Analogy for frontend: It's like you npm install a dependency package, except here it's git clone for a document.

3. Get MR Diff from GitLab

def get_mr_diff(project_path, mr_iid):
    # Calls GitLab API: GET /projects/:id/merge_requests/:iid/changes
    # Returns a string containing the code additions and deletions

Core Logic:

What if it fails? The code has detailed error prompts, e.g., 401 tells you the token permission is insufficient, 403 tells you no permission to access the project.

4. Call AI for Review

def get_real_ai_review(mr_info, code_diff):
    # 1. Load the team specification file content
    # 2. Construct a very long prompt
    # 3. Call the OpenAI API
    # 4. Parse the returned JSON

This is the core function. What it does can be understood as: giving instructions to the AI.

The instruction content is roughly:

You are a review expert. Below are the code changes for the MR. Please check according to the following specifications: ... The output format must be JSON, and each issue must indicate the file, line number, priority, and category.

The JSON structure returned by the AI is similar to:

{
  "score": 75,
  "suggestions": [
    {"type": "error", "file": "src/App.vue", "line": 12, "message": "Null pointer risk, suggest adding ?."}
  ]
}

Note for frontend colleagues: This prompt is your "requirements document". How you want the AI to review can be completely controlled by modifying the prompt. You can even translate ESLint rules into natural language and write them in.

5. Define HTTP Interface (Routes)

@app.route('/api/review', methods=['POST'])
def review_code():
    # 1. Verify the Bearer token in the Authorization header
    # 2. Parse the request body (JSON)
    # 3. Call get_mr_diff to pull the code
    # 4. Call get_real_ai_review
    # 5. Return the result

6. Health Check and Test Interface

@app.route('/health')
def health_check():
    return {"status": "ok", ...}

Purpose: Lets you confirm whether the service is alive and whether the configuration is correct (e.g., checking if the API Key exists).

There is also a /test/gitlab interface to manually test if the GitLab token is valid.


6. How to Call This Service in GitLab CI?

In your frontend project's root directory, modify .gitlab-ci.yml and add a job:

ai-review:
  stage: review
  tags:
    - mac-runner          # If you use a local runner
  script:
    - |
      curl -X POST http://localhost:5001/api/review \
        -H "Authorization: Bearer test-token-123" \
        -H "Content-Type: application/json" \
        -d "{
            \"project\": \"$CI_PROJECT_PATH\",
            \"mr_iid\": $CI_MERGE_REQUEST_IID,
            \"source_branch\": \"$CI_MERGE_REQUEST_SOURCE_BRANCH_NAME\",
            \"target_branch\": \"$CI_MERGE_REQUEST_TARGET_BRANCH_NAME\"
          }"
  rules:
    - if: '$CI_PIPELINE_SOURCE == "merge_request_event"'

If you don't want to use a local runner, you can also deploy this service to a server with a public IP, then replace http://localhost:5001 with the corresponding IP.


7. Pitfall Records (Where I Fell)

1. Insufficient Token Permission → 401

2. Local Service Running on 5001, but GitLab Runner Cannot Access It

3. Python Dependency Installation Failed

4. AI Returned JSON Parsing Failed


8. Extension Ideas (Features You Can Add Yourself)


9. Final Words

As a former frontend developer, I initially found Python very unfamiliar too. But after actually writing it, I discovered that Flask is even simpler than Express: no need to configure middleware, no need to handle route parameter parsing, and not even async/await (it's synchronous by default, which is very suitable for this kind of small tool).

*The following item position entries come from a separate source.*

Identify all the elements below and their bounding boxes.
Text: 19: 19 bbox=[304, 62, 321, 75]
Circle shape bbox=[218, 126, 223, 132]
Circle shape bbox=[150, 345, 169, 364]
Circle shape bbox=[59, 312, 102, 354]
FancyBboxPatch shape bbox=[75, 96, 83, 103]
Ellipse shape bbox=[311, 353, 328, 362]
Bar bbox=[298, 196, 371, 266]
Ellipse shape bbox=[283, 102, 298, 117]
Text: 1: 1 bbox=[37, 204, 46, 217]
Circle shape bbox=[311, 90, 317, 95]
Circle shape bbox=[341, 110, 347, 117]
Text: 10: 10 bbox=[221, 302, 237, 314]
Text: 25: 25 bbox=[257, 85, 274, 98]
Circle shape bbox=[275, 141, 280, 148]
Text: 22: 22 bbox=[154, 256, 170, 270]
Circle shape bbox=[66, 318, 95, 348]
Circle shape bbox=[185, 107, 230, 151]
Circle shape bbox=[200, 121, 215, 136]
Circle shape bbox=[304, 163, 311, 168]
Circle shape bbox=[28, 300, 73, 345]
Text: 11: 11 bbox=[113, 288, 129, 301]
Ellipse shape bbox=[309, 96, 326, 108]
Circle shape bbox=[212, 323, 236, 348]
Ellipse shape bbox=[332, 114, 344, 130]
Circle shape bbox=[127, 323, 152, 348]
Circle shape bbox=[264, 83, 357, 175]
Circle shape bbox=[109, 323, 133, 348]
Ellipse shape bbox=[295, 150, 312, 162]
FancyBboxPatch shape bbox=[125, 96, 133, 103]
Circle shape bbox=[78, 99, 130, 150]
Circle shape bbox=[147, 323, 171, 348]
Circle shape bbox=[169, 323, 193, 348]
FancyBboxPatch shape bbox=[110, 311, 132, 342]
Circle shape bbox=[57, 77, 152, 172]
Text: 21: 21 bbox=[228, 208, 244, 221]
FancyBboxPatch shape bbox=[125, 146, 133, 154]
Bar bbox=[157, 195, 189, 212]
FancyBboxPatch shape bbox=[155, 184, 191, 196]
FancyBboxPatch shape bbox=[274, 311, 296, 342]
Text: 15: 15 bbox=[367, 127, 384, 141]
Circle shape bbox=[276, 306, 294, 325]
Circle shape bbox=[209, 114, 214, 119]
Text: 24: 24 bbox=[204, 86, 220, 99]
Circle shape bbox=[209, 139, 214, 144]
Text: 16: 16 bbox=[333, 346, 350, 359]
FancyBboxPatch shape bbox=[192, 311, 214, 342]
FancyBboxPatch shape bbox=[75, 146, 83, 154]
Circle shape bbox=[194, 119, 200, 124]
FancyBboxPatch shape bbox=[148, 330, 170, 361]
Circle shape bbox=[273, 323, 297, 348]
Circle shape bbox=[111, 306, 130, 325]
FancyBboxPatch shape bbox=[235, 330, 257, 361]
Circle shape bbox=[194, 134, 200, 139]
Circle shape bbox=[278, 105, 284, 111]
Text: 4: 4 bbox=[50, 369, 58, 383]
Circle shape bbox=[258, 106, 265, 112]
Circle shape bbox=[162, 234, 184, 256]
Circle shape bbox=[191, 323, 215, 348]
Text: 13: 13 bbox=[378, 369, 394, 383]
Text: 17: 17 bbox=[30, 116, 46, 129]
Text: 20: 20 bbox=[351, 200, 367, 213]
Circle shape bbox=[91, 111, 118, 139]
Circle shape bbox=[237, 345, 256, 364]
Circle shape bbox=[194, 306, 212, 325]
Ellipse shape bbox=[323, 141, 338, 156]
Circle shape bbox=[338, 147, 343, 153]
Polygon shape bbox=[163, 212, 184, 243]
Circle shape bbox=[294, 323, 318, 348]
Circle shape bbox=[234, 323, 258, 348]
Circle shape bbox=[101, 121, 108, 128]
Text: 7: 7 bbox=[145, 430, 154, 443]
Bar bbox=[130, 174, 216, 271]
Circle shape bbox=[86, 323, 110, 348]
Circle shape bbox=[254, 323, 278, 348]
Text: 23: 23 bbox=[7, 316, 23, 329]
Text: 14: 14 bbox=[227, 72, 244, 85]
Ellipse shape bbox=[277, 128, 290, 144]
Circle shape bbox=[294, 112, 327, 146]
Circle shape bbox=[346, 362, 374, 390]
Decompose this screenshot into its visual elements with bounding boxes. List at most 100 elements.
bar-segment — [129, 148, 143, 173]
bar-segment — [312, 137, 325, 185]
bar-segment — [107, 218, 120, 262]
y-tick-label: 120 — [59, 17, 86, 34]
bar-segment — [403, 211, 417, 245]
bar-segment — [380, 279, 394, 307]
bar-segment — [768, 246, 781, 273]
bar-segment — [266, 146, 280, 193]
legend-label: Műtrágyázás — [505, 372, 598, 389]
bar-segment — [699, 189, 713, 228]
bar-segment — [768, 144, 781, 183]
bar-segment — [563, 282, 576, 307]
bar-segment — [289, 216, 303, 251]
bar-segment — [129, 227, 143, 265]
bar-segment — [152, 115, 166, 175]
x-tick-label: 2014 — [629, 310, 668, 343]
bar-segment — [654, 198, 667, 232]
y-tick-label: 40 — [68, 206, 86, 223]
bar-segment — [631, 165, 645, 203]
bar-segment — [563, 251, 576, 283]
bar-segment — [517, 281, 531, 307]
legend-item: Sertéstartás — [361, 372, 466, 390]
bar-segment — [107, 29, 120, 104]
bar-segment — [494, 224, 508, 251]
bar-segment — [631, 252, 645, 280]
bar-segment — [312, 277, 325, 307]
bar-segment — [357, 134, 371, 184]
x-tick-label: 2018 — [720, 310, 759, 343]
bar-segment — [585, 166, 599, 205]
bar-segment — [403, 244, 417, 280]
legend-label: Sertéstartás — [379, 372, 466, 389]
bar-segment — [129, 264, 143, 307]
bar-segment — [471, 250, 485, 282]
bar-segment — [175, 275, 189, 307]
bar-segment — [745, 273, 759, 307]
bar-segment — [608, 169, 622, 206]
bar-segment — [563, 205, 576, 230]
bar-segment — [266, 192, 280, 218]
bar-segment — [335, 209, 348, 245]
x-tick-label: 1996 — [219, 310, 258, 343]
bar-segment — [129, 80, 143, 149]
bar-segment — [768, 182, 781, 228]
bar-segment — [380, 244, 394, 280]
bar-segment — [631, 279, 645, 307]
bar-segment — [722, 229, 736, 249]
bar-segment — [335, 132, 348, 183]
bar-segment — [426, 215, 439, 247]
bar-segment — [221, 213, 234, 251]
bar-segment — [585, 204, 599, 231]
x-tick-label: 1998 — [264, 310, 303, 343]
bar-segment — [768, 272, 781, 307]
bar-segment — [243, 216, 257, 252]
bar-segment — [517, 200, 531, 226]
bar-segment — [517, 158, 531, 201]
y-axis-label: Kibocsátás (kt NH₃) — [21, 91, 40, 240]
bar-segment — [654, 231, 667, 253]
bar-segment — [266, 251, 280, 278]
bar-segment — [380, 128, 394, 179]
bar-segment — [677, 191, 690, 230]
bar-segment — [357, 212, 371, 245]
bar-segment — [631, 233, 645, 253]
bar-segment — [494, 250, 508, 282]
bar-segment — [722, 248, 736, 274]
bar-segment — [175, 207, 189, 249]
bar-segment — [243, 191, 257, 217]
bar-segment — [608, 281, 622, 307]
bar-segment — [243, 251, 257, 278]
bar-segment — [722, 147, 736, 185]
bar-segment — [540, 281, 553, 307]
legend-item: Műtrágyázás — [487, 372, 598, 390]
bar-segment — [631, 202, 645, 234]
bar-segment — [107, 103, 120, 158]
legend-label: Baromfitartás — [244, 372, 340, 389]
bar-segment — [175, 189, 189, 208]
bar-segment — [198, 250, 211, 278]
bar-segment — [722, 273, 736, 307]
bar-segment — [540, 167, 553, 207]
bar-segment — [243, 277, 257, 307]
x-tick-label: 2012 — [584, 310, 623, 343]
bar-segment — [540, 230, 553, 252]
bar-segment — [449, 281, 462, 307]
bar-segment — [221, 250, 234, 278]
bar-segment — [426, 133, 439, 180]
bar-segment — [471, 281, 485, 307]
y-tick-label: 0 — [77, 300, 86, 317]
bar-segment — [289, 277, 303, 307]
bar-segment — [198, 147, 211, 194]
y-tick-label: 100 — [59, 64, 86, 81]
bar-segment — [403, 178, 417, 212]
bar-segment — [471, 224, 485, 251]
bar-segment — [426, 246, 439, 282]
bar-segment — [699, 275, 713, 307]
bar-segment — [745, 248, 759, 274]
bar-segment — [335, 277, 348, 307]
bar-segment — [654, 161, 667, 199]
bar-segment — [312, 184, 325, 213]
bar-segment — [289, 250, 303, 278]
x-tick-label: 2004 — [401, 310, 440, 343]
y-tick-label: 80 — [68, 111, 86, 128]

Moreover, the pattern for this kind of "small AI service" is very fixed: Receive request → Call third-party API → Process data → Return JSON. As long as you can write JavaScript, switching to Python is just a difference in dictionary and list syntax.

I hope these notes give you the confidence to modify the code above, or even write your own. If you encounter problems while trying, feel free to leave a comment in the comment section (or raise an issue), and I will add new pitfall experiences.

One last nagging point: The code is not important, the method of solving the problem is. Although this service is only 200 lines, it truly implements the team's code standards, which is the most valuable part.